Following David Silver's course, I came across the actor-critic policy improvement algorithm family.
It holds For one-step Markov decision processes that
$$\nabla_{\theta}J(\theta) = \mathbb{E}_{\pi_{\theta}}[log \pi_{\theta}(s,a)*r]$$
where $J$ is the MDP's value function, and $\pi_\theta$ is the policy parameterized by $\theta$. $r$ is the rewared sampled after taking action $a$.
It also holds that (the policy gradient theorem) for some value functions $J$:
the policy gradient is
$$\nabla_{\theta}J(\theta) = \mathbb{E}[\nabla_{\theta}log{\pi_{\theta}}(s,a)Q^{\pi_{\theta}}(s,a)]$$
David there says (1:06:35 +) "And the actor moves in the direction suggested by the critic".
I am pretty sure by that he means "the actor's weights are then updated in direct relation to the critic's criticism"
$$\theta = \theta + \alpha \nabla_{\theta}log\pi_{\theta}(s,a)Q_{W}(s,a)$$
where alpha is the learning rate, $\pi_{\theta}$ is the actor's policy, parameterized by $\theta$, and $Q_w$ is the critic's evaluation function, parameterized by $w$.
So far so good.
What I am not getting (basically many aspects of the same question):
Why do we need a critic at all?
I just can't see where the critic suddenly came from and what it solves.
What is the gradient of the policy $\pi$ itself, if not "the dirction of improvement"? Why add the critic?

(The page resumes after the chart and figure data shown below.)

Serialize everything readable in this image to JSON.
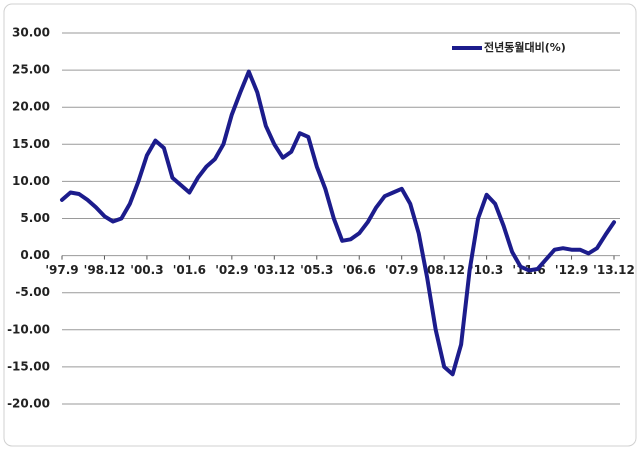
{
  "chart_data": {
    "type": "line",
    "x": [
      "1997-09",
      "1997-12",
      "1998-03",
      "1998-06",
      "1998-09",
      "1998-12",
      "1999-03",
      "1999-06",
      "1999-09",
      "1999-12",
      "2000-03",
      "2000-06",
      "2000-09",
      "2000-12",
      "2001-03",
      "2001-06",
      "2001-09",
      "2001-12",
      "2002-03",
      "2002-06",
      "2002-09",
      "2002-12",
      "2003-03",
      "2003-06",
      "2003-09",
      "2003-12",
      "2004-03",
      "2004-06",
      "2004-09",
      "2004-12",
      "2005-03",
      "2005-06",
      "2005-09",
      "2005-12",
      "2006-03",
      "2006-06",
      "2006-09",
      "2006-12",
      "2007-03",
      "2007-06",
      "2007-09",
      "2007-12",
      "2008-03",
      "2008-06",
      "2008-09",
      "2008-12",
      "2009-03",
      "2009-06",
      "2009-09",
      "2009-12",
      "2010-03",
      "2010-06",
      "2010-09",
      "2010-12",
      "2011-03",
      "2011-06",
      "2011-09",
      "2011-12",
      "2012-03",
      "2012-06",
      "2012-09",
      "2012-12",
      "2013-03",
      "2013-06",
      "2013-09",
      "2013-12"
    ],
    "series": [
      {
        "name": "전년동월대비(%)",
        "color": "#1c1c8c",
        "values": [
          7.5,
          8.5,
          8.3,
          7.5,
          6.5,
          5.3,
          4.6,
          5.0,
          7.0,
          10.0,
          13.5,
          15.5,
          14.5,
          10.5,
          9.5,
          8.5,
          10.5,
          12.0,
          13.0,
          15.0,
          19.0,
          22.0,
          24.8,
          22.0,
          17.5,
          15.0,
          13.2,
          14.0,
          16.5,
          16.0,
          12.0,
          9.0,
          5.0,
          2.0,
          2.2,
          3.0,
          4.5,
          6.5,
          8.0,
          8.5,
          9.0,
          7.0,
          3.0,
          -3.0,
          -10.0,
          -15.0,
          -16.0,
          -12.0,
          -2.0,
          5.0,
          8.2,
          7.0,
          4.0,
          0.5,
          -1.5,
          -2.0,
          -1.8,
          -0.5,
          0.8,
          1.0,
          0.8,
          0.8,
          0.3,
          1.0,
          2.8,
          4.5
        ]
      }
    ],
    "xticks": [
      {
        "value": "1997-09",
        "label": "'97.9"
      },
      {
        "value": "1998-12",
        "label": "'98.12"
      },
      {
        "value": "2000-03",
        "label": "'00.3"
      },
      {
        "value": "2001-06",
        "label": "'01.6"
      },
      {
        "value": "2002-09",
        "label": "'02.9"
      },
      {
        "value": "2003-12",
        "label": "'03.12"
      },
      {
        "value": "2005-03",
        "label": "'05.3"
      },
      {
        "value": "2006-06",
        "label": "'06.6"
      },
      {
        "value": "2007-09",
        "label": "'07.9"
      },
      {
        "value": "2008-12",
        "label": "'08.12"
      },
      {
        "value": "2010-03",
        "label": "'10.3"
      },
      {
        "value": "2011-06",
        "label": "'11.6"
      },
      {
        "value": "2012-09",
        "label": "'12.9"
      },
      {
        "value": "2013-12",
        "label": "'13.12"
      }
    ],
    "ylim": [
      -20,
      30
    ],
    "yticks": [
      {
        "value": 30,
        "label": "30.00"
      },
      {
        "value": 25,
        "label": "25.00"
      },
      {
        "value": 20,
        "label": "20.00"
      },
      {
        "value": 15,
        "label": "15.00"
      },
      {
        "value": 10,
        "label": "10.00"
      },
      {
        "value": 5,
        "label": "5.00"
      },
      {
        "value": 0,
        "label": "0.00"
      },
      {
        "value": -5,
        "label": "-5.00"
      },
      {
        "value": -10,
        "label": "-10.00"
      },
      {
        "value": -15,
        "label": "-15.00"
      },
      {
        "value": -20,
        "label": "-20.00"
      }
    ],
    "grid": true,
    "legend": "top-right"
  }
}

Why not use the same parameters for the actor and the critic? It seems to me they are actually to approximate he same thing: "How good is choosing action a
from state s
"
Why did we replace $Q^{\pi_{\theta}}(s,a)$ with an approximation by different parameters $w$, $Q_w(s,a)$. What benefit does this separation introduce?